Making amends is part of the 12 step process that helped me recover. I started with my children. At the time, Kelly was 18 and lived with her father. Jessie was 7 and lived with her grandparents.

Kelly was angry, and I had to be brutally honest with her and allow her to be honest with me. It was horribly painful but it fostered healing. Kelly slowly forgave me. But she was already heavily into drinking and drugs. I couldn’t reach her. I couldn’t help her. Maybe I was too late. Maybe I was the last person she wanted to listen to. Not only did Kelly have the problem of addiction, she had a mental health diagnosis as well. The dual diagnosis was so difficult. In the end, addiction won. Or was it mental illness.
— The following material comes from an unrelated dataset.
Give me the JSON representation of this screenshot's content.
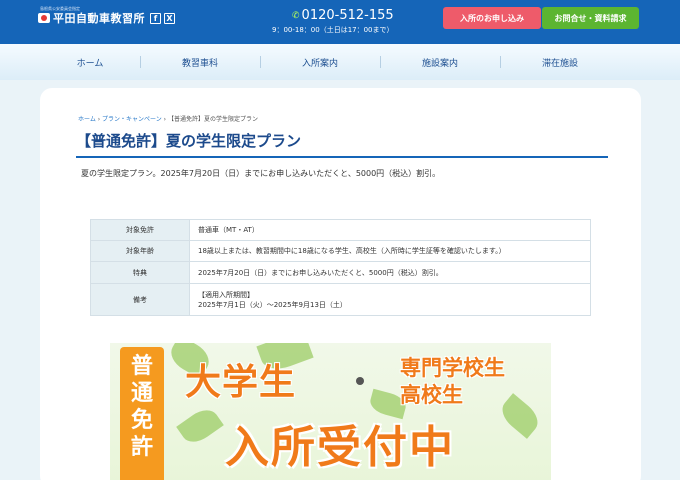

Does it matter?

When I reconnected with Jessie, as I said, she was only 7, living with her grandparents. I had to show her I was back for good. Words carried little weight. She and her grandparents had heard them all before. I took 2 buses every Tuesday to go do homework with Jessie. Rain, snow, whatever. After a year, Jessie began to understand that I was always going to show up.

I began to notice behaviors in Jessie that looked familiar, the same behaviors I had seen in Kelly! I was present this time, and I acted. Jessica was diagnosed with a mental health disorder. The early intervention seems to have worked. Proper medication and support helped. Jessie no longer drinks or uses drugs. She is now in her sophomore year of college. Last spring she made Dean’s List.

I did not go through all this only to fry chicken for a lunch buffet. There had to be a bigger plan for me.

So a few years ago, I started searching. I was offered a job at a recovery house, did more work in the addiction field, and completed my Certified Recovery Specialist Certification.

I now work at The Episcopal Campus of Temple University Hospital under a program called R.O.S.E (Recovery Overdose Survivor Engagement). I engage with overdose survivors in the Emergency Department.

I couldn’t save my own daughter, but I am helping to save other mothers’ children.

One story: She was 21, homeless and hopeless. She had overdosed and been revived. When I shared with her that I was a heroin addict in recovery and had lost a child her age, she finally looked at me.

She could see I understood the pain and desperation she was feeling. I cried with her. I showed her my vulnerability. And that seemed to break down the wall around her.

I knelt down and put my hands on her knees. “This is the last day you ever have to go hungry,” I told her. “You never have to be homeless again.” At this, she finally wept. We wept together. After a night in Crisis

Response Center, a bed in a treatment center was found for her in the morning. She wouldn’t get into the transport van until she could give me a hug and thank me.

She now has a job, and a place to live. We keep in touch.

I like to quote Gloria Steinham.

“The final stage of healing is using what happens to you to help other people.”